Le jeu d'association Aristide/Lavalas/Père Lebrun relève d'une malice qui s'éloigne de la dynamique didactique pour s'insérer dans une logique de fossoiement de l'histoire contemporaine. Ecrivons au moins avec la conviction que la postérité qui sera électronique ou non, s'inspirera de nos textes pour bien comprendre les temps que nous vivons aujourd'hui.
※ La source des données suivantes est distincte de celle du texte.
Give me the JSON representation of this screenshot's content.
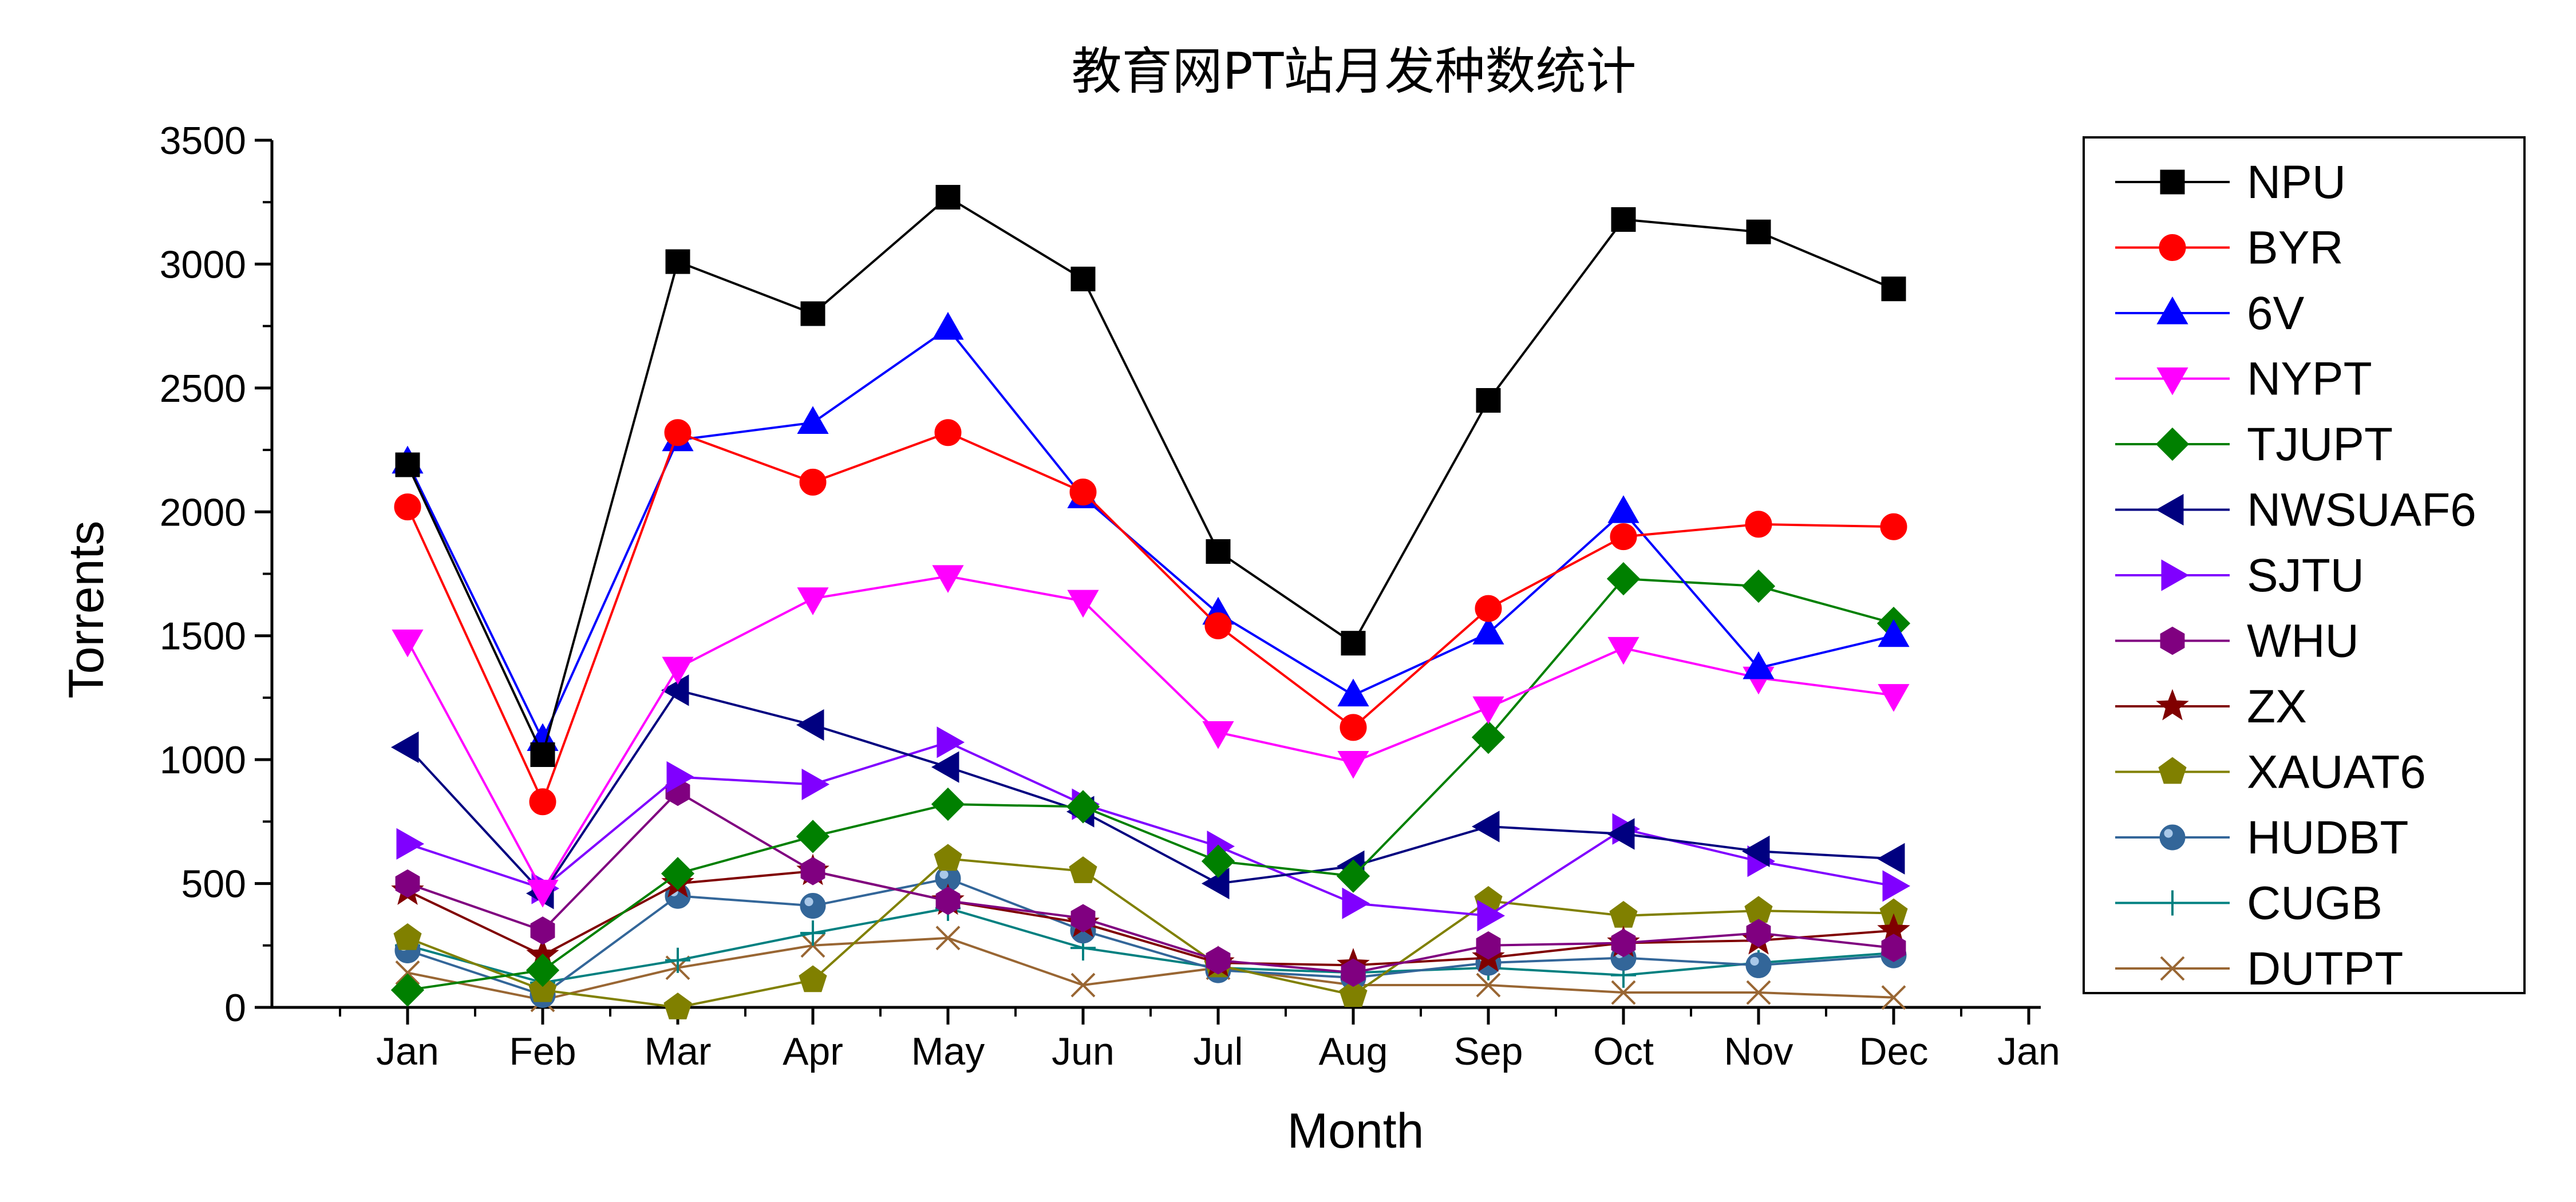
{
  "chart_data": {
    "type": "line",
    "title": "教育网PT站月发种数统计",
    "xlabel": "Month",
    "ylabel": "Torrents",
    "categories": [
      "Jan",
      "Feb",
      "Mar",
      "Apr",
      "May",
      "Jun",
      "Jul",
      "Aug",
      "Sep",
      "Oct",
      "Nov",
      "Dec"
    ],
    "x_ticks": [
      "Jan",
      "Feb",
      "Mar",
      "Apr",
      "May",
      "Jun",
      "Jul",
      "Aug",
      "Sep",
      "Oct",
      "Nov",
      "Dec",
      "Jan"
    ],
    "y_ticks": [
      0,
      500,
      1000,
      1500,
      2000,
      2500,
      3000,
      3500
    ],
    "ylim": [
      0,
      3500
    ],
    "grid": false,
    "legend_position": "right",
    "series": [
      {
        "name": "NPU",
        "color": "#000000",
        "marker": "square",
        "values": [
          2190,
          1020,
          3010,
          2800,
          3270,
          2940,
          1840,
          1470,
          2450,
          3180,
          3130,
          2900
        ]
      },
      {
        "name": "BYR",
        "color": "#ff0000",
        "marker": "circle",
        "values": [
          2020,
          830,
          2320,
          2120,
          2320,
          2080,
          1540,
          1130,
          1610,
          1900,
          1950,
          1940
        ]
      },
      {
        "name": "6V",
        "color": "#0000ff",
        "marker": "triangle-up",
        "values": [
          2200,
          1080,
          2290,
          2360,
          2740,
          2060,
          1590,
          1260,
          1510,
          2000,
          1370,
          1500
        ]
      },
      {
        "name": "NYPT",
        "color": "#ff00ff",
        "marker": "triangle-down",
        "values": [
          1480,
          470,
          1370,
          1650,
          1740,
          1640,
          1110,
          990,
          1210,
          1450,
          1330,
          1260
        ]
      },
      {
        "name": "TJUPT",
        "color": "#008000",
        "marker": "diamond",
        "values": [
          70,
          150,
          540,
          690,
          820,
          810,
          590,
          530,
          1090,
          1730,
          1700,
          1550
        ]
      },
      {
        "name": "NWSUAF6",
        "color": "#000080",
        "marker": "triangle-left",
        "values": [
          1050,
          460,
          1280,
          1140,
          970,
          790,
          500,
          570,
          730,
          700,
          630,
          600
        ]
      },
      {
        "name": "SJTU",
        "color": "#8000ff",
        "marker": "triangle-right",
        "values": [
          660,
          480,
          930,
          900,
          1070,
          820,
          650,
          420,
          370,
          720,
          590,
          490
        ]
      },
      {
        "name": "WHU",
        "color": "#800080",
        "marker": "hexagon",
        "values": [
          500,
          310,
          870,
          550,
          430,
          360,
          190,
          140,
          250,
          260,
          300,
          240
        ]
      },
      {
        "name": "ZX",
        "color": "#800000",
        "marker": "star",
        "values": [
          470,
          210,
          500,
          550,
          430,
          340,
          180,
          170,
          200,
          260,
          270,
          310
        ]
      },
      {
        "name": "XAUAT6",
        "color": "#808000",
        "marker": "pentagon",
        "values": [
          280,
          70,
          0,
          110,
          600,
          550,
          170,
          50,
          430,
          370,
          390,
          380
        ]
      },
      {
        "name": "HUDBT",
        "color": "#336699",
        "marker": "sphere",
        "values": [
          230,
          50,
          450,
          410,
          520,
          310,
          150,
          120,
          180,
          200,
          170,
          210
        ]
      },
      {
        "name": "CUGB",
        "color": "#008080",
        "marker": "plus",
        "values": [
          250,
          100,
          190,
          300,
          400,
          240,
          160,
          140,
          160,
          130,
          180,
          220
        ]
      },
      {
        "name": "DUTPT",
        "color": "#996633",
        "marker": "x",
        "values": [
          140,
          30,
          160,
          250,
          280,
          90,
          160,
          90,
          90,
          60,
          60,
          40
        ]
      }
    ]
  }
}
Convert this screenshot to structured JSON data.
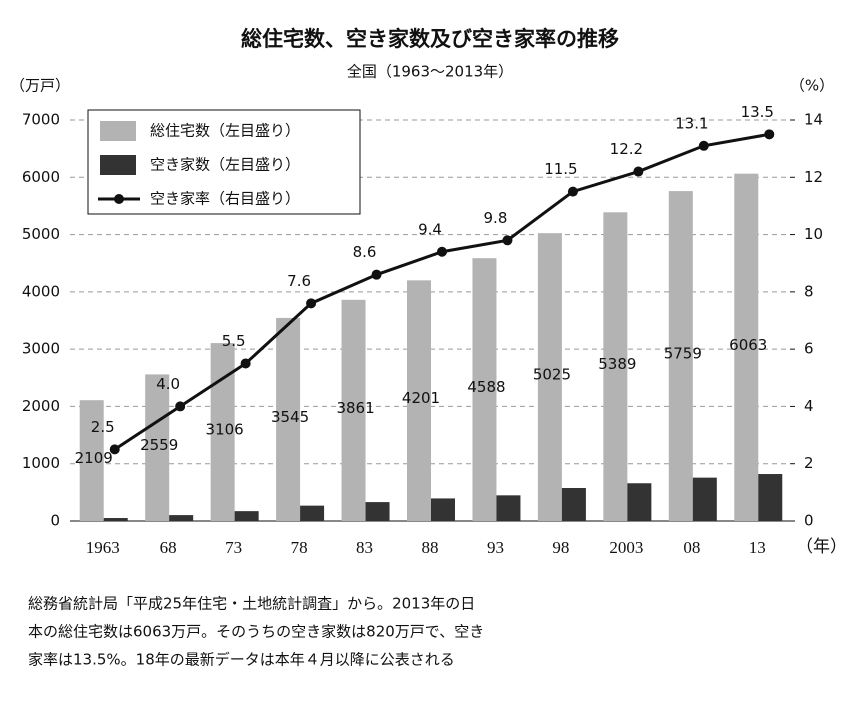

Les Haitiens ont découvert le supplice du collier vers le milieu des années 80 quand la Télévision Nationale, la seule qui émettait à l'époque sur les ondes hertziennes, diffusaient dans ses segments de nouvelles internationales, les dernières pages de la lutte anti-apartheid en Afrique du Sud. Les nouvelles montraient par moment des images de policiers, indicateurs de police ou attachés, donc des makouts, du régime apartheid, tous vivant eux aussi dans les mêmes bidonvilles ou townships, que les résistants de Soweto ou de Johannesbourg, qui les faisaient flamber à cause de leur implication dans les opérations de répresssion. Les Haitiens qui, à l'époque vivaient bloqués sous la férule duvaliéro-bénétto-makoute admiraient, dans le silence, comment les peuples opprimés de la République Dominicaine, faisaient flamber des pneus usagés dans les rues des grandes villes de Santo Domingo à Puerto Palta en passant par Santiago, afin de protester contre une nouvelle montée des prix sur les produits de première nécessité. De temps à autre des segments de nouvelles, films et documentaires montraient des histoires de résistance de peuples africains et latino-américains, protestant contre l'opression de leur gouvernement.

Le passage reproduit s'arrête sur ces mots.